Miss Gish also needed patience when the Christian Science Monitor’s Arthur Unger interviewed her for a 1975 article. Unger reported on some of Miss Gish’s then current film related projects.

Aside from lecturing on silent film, she hosted a 12-week silent film series for the Public Broadcasting System. Unger’s article appeared in the Monitor July 31, 1975, and was syndicated nationally.

“She is a delicate woman who still projects an often- of- the-storm quality of beauty, tentative vulnerability – and, yet, firm resolve and intelligence,” Unger wrote.

Obviously, he intended to reference Miss Gish’s film “Orphans of the Storm” and something went terribly wrong from his copy to the Monitor’s pages and the pages of newspapers across the country who ran the article.

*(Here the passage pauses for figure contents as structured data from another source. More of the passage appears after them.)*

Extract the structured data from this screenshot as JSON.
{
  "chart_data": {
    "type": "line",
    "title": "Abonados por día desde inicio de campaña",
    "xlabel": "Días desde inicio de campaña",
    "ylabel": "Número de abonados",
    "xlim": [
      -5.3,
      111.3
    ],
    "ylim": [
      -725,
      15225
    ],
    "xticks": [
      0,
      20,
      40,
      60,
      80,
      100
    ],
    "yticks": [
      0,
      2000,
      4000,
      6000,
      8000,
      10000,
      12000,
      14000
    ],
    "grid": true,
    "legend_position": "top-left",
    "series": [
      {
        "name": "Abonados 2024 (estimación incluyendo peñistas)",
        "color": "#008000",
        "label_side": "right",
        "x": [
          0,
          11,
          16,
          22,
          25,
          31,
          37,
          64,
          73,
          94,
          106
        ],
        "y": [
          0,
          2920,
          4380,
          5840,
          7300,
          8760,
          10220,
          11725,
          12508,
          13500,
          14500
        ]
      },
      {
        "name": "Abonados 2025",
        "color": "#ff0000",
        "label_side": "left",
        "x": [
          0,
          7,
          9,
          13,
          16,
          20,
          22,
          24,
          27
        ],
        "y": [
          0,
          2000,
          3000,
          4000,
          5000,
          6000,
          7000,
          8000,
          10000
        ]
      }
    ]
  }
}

Unger mailed Miss Gish a clipping of the article with a letter, dated August 4, 1975. He wrote to return two photographs he used for the article. He also offered an apology.

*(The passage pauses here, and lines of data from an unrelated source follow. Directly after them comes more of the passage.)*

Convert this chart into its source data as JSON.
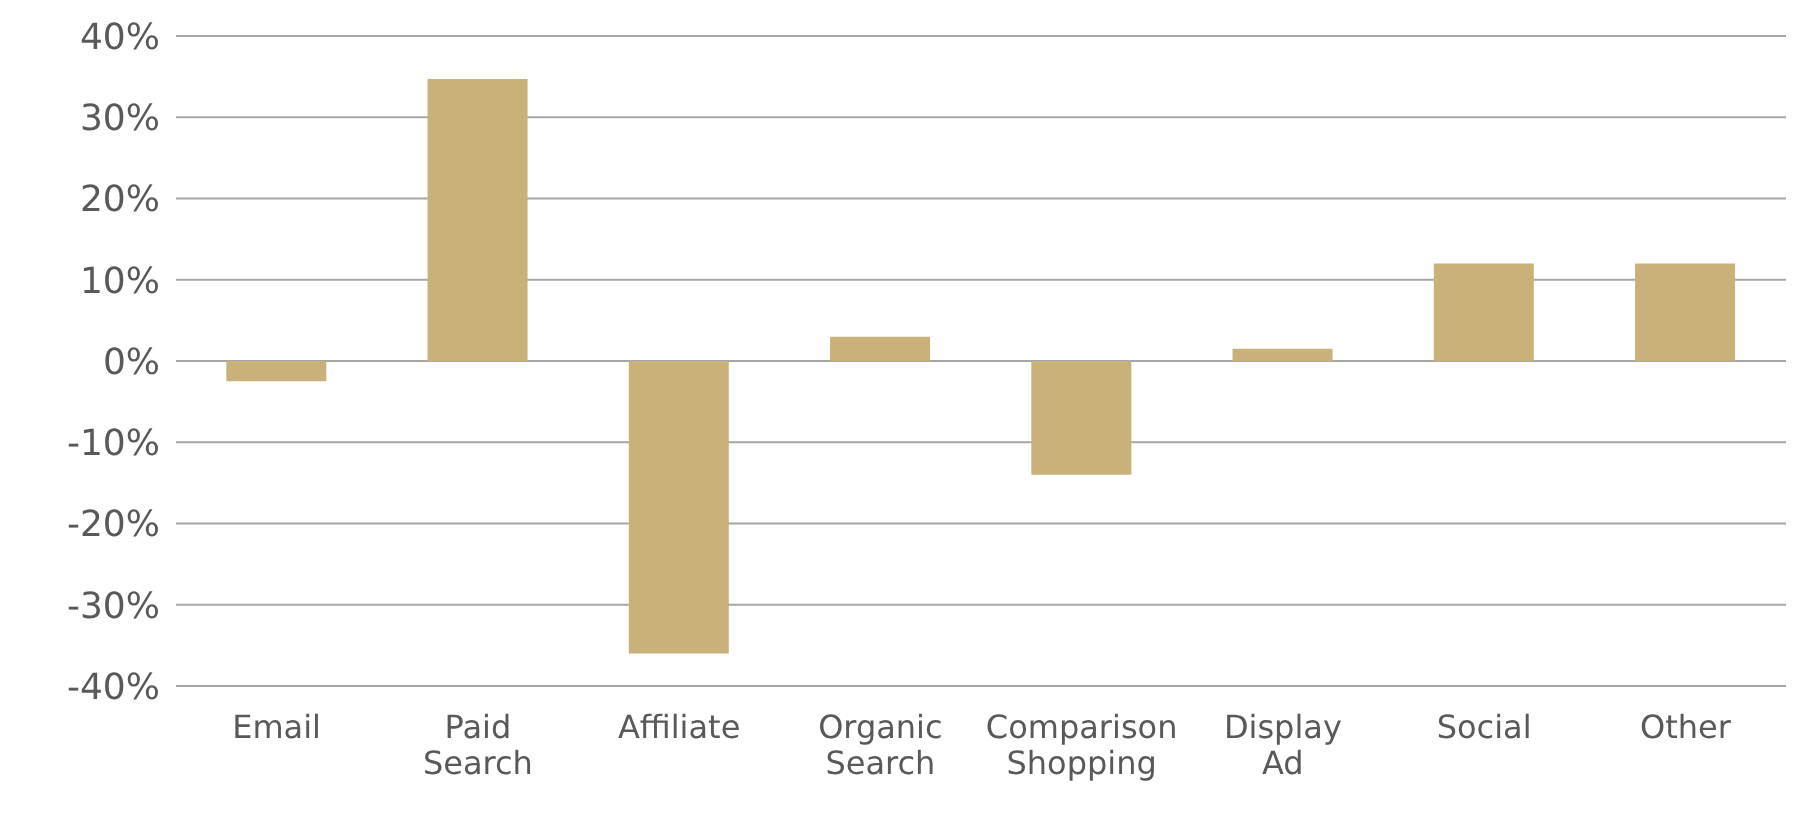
{
  "chart_data": {
    "type": "bar",
    "categories": [
      "Email",
      "Paid Search",
      "Affiliate",
      "Organic Search",
      "Comparison Shopping",
      "Display Ad",
      "Social",
      "Other"
    ],
    "values": [
      -2.5,
      34.7,
      -36,
      3,
      -14,
      1.5,
      12,
      12
    ],
    "color": "#c9b27a",
    "ylim": [
      -40,
      40
    ],
    "yticks": [
      {
        "value": -40,
        "label": "-40%"
      },
      {
        "value": -30,
        "label": "-30%"
      },
      {
        "value": -20,
        "label": "-20%"
      },
      {
        "value": -10,
        "label": "-10%"
      },
      {
        "value": 0,
        "label": "0%"
      },
      {
        "value": 10,
        "label": "10%"
      },
      {
        "value": 20,
        "label": "20%"
      },
      {
        "value": 30,
        "label": "30%"
      },
      {
        "value": 40,
        "label": "40%"
      }
    ],
    "grid": "y"
  }
}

“Please excuse the various typographical errors over which I have no control (often-of-the –storm, would you believe?),” he wrote.

After suggesting a more complete story about Miss Gish, Unger wrote, “Thanks for your time….and your patience.”

I corresponded with Miss Gish for nearly 30 years and I, too, can attest to her great patience. Our correspondence began when I was in high school and saw her in a TV production of “Arsenic and Old Lace” with her longtime friend actress Helen Hayes.

Miss Gish’s enthusiasm for her work appealed to me and I became a lifelong student of her films and writings.

I never sought acting advice from her as I was not interested in such a career. What I got from her was an appreciation for her enthusiasm for her work and, of course, her patience.

Looking back at her mail and photographs always comforts and relaxes me. It is a gift she had and I am forever grateful she shared it with me.

Since Miss Gish’s film career began in 1912 it is an understatement to say film technology has advanced. Film is simply in a different world today.

Likewise journalism. The typographical errors Unger had “no control” over are a thing of the past. Technology, spell checkers and digital corrections, has rendered errors obsolete.

Still, actors, journalists and readers need patience in doing their work and coping with modern life. Miss Gish, who never had a serious illness, lived to be 99. Perhaps, based on her example, patience leads to a healthy and long life. If so, I am glad I got a start on in high school.